Слушал Марко и вспоминал, что у Хубилая семь сыновей от его четырех жен, и еще двадцать пять от наложниц – и все они смелые воины. А у князя Чамбы триста двадцать шесть детей, из них сто пятьдесят взрослых мужчин, способных владеть оружием. А у раджи Мабара – пятьсот законных жен, и детей от них не меньше тысячи.
И когда старик рассказывал о сокровищнице Мцхета, о лалах и смарагдах на золотых окладах икон, Марко виделись усыпанные сверкающими камнями одежды вельмож и сановников во дворце Хубилая, сто восемь крупных рубинов и отборных жемчужин в ожерелье индийского властелина Сундара Панди или огромный, излучавший яркое сияние рубин в храме Будды на Цейлоне.
Венецианцы молча слушали монаха, усмехаясь в широкие бороды, и зорко поглядывали вокруг.
Город им нравился. Хороший, легкий воздух, близкое солнце и ясное небо. Осень слегка коснулась золотой кистью темной листвы садов. Внизу – изгибы бурной реки среди горных склонов. Византийские кресты на остроконечных куполах церквей. На улицах – красивые люди в бараньих шапках и девушки с открытыми лицами: сурово сдвинуты их черные брови, а нежные губы сомкнуты печалью.

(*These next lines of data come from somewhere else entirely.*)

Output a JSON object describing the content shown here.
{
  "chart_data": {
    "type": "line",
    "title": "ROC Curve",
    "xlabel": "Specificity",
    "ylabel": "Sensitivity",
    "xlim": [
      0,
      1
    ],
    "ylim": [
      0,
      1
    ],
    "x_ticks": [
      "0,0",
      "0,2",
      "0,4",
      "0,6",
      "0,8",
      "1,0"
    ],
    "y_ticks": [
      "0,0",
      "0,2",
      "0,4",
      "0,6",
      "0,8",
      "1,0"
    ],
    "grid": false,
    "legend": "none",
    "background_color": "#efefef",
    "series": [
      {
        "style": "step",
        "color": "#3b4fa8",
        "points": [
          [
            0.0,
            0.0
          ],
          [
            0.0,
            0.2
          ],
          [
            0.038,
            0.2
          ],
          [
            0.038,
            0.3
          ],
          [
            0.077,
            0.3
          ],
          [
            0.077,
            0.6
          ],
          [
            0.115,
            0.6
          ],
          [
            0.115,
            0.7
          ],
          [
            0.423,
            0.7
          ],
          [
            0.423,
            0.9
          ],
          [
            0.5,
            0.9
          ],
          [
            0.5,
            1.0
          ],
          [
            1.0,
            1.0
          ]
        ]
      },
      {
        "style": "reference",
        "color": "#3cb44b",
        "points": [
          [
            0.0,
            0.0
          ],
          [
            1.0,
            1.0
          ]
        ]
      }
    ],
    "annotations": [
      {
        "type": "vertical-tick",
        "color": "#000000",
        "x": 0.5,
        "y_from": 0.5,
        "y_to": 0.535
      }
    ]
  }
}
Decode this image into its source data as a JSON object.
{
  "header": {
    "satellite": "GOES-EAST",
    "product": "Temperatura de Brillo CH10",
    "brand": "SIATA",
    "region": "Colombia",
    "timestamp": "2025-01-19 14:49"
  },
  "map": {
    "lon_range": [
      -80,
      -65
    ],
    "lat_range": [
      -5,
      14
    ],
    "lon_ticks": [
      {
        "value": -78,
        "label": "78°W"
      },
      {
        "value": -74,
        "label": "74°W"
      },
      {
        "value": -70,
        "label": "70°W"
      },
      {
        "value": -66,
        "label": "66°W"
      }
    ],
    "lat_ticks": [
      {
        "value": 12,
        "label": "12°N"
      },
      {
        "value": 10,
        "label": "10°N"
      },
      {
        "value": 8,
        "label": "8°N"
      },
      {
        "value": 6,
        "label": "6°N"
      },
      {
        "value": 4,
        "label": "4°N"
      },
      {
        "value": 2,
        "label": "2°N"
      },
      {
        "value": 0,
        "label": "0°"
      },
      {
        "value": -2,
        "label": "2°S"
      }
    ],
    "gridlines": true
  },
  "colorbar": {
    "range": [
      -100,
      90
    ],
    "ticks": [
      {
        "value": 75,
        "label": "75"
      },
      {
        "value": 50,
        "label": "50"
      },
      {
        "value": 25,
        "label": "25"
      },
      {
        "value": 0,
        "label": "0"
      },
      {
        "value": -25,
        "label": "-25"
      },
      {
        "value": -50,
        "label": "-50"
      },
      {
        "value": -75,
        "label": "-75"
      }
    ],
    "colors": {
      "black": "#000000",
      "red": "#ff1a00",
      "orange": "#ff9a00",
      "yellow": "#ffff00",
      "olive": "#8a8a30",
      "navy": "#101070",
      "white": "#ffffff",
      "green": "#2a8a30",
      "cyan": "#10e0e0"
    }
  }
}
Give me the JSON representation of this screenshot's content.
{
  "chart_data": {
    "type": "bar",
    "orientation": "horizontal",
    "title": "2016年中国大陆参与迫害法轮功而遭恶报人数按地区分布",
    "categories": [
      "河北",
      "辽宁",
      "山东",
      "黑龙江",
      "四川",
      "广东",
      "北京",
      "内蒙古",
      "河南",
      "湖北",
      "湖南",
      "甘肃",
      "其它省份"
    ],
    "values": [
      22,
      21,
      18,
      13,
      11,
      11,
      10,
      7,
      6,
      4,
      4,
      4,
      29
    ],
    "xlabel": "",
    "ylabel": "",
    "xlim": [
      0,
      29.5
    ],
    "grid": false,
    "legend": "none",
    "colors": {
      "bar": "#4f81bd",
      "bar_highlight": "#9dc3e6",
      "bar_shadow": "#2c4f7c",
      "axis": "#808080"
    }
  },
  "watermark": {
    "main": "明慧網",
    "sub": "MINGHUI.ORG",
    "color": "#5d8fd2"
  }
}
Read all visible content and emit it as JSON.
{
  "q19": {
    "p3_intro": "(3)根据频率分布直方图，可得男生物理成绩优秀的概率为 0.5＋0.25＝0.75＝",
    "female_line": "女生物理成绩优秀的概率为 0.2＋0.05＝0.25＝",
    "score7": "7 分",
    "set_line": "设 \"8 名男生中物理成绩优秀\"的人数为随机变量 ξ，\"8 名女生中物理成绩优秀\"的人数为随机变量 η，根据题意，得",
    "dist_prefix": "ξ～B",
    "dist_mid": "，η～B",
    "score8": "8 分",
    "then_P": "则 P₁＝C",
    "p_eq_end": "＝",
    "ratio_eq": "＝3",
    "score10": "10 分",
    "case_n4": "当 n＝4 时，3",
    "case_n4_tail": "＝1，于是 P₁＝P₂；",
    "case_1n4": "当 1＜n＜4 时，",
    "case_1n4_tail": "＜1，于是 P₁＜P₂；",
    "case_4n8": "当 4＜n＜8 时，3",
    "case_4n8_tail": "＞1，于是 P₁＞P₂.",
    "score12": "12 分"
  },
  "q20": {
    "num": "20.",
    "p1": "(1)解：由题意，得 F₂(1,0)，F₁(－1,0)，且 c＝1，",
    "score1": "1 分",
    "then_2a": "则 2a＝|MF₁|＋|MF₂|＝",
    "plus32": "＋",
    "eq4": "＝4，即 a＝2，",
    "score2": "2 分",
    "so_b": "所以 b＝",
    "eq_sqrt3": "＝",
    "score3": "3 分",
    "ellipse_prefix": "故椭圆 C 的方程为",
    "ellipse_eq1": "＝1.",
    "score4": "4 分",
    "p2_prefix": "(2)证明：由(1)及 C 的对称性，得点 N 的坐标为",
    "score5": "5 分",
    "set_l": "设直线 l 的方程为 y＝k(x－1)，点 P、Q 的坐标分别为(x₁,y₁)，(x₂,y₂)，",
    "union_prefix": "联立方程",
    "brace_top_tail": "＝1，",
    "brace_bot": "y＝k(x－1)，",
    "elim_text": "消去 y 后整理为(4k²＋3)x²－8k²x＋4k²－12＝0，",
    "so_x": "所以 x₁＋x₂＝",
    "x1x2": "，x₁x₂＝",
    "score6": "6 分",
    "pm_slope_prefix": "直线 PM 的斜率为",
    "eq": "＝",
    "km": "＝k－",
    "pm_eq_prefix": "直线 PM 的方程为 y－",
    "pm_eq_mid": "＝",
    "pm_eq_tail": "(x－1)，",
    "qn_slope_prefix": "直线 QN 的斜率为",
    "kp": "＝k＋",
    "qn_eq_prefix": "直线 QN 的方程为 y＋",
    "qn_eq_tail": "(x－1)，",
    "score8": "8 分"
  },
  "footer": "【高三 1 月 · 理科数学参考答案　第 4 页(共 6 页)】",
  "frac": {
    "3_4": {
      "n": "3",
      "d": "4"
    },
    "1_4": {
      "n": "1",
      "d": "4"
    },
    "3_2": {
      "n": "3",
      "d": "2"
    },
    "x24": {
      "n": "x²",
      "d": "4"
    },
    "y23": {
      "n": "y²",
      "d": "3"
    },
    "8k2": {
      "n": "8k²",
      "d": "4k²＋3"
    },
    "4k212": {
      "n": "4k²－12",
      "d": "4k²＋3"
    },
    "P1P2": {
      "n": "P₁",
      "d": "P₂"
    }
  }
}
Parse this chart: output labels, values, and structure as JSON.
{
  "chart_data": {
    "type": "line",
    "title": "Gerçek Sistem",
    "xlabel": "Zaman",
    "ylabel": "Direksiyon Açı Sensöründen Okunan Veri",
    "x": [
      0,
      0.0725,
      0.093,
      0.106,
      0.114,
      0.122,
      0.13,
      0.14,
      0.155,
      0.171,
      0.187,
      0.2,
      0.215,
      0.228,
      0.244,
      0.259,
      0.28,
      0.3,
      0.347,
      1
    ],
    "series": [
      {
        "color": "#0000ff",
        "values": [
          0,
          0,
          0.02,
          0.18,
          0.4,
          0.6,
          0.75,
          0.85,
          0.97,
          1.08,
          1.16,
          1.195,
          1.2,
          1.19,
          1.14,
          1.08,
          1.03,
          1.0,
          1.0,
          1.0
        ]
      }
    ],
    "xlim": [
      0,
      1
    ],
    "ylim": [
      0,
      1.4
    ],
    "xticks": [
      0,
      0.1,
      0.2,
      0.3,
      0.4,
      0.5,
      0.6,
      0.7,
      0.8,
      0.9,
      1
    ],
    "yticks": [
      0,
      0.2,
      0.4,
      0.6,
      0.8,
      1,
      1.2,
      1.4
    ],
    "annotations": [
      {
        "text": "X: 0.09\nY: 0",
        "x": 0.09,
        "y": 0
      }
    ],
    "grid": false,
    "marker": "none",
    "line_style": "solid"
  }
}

Илларион постукивал посохом по камням. Пыль белым налетом покрывала полы его рясы.
Навстречу волы тянули пронзительно скрипящие арбы. На арбах только что снятая с овец коричневая шерсть, пшеница, мед и вино в огромных кувшинах и ковры с изящным рисунком, отдельно – изделия чеканщиков: украшения и серебряные монеты в кожаных хурджини.
За последней арбой брели со связанными руками смуглые юноши. Они устало переступали босыми ногами, в угрюмых взглядах – отчаянье.
Развалившись и бочком, по-степному, сидя в седле, ехали татары, помахивали плетьми и покалывали отстающих копьями.
– Вот страшная дань моего народа! – воскликнул Илларион. – Этих молодых грузин сделают воинами в передовых отрядах хана. И потеряют они свои горячие головы на границе с Индией, в знойной сирийской пустыне или на севере, в бескрайних кипчакских степях. О, святой Георгий, помоги им возвратиться когда-нибудь и снова увидеть родные горы!
В монастыре было тихо, как в святилище даосов. Так же мирно позвякивали колокольцы, и в прохладном сумраке, под старинным каменным сводом мелькал огонек свечи.
– Отдыхайте спокойно, вы в обители смирения и молитвы, – сказал монах.
* * *
Купцы Поло ходили по городу и приглядывались к товарам, свезенным со всей богатой персидской земли, подвластной ильхану, или из Хорезма – владения дружественных чагатайских ханов. Из враждебной Синей орды отчаянные смельчаки, рискуя головами, привозили драгоценные русские меха – голубую белку, чернобархатных соболей, пушистые шкурки красных и серебристых лисиц. На майдане у горбоносых густобровых армян и тучных бухарцев разгорались глаза: это был товар, за который стоило платить золотом.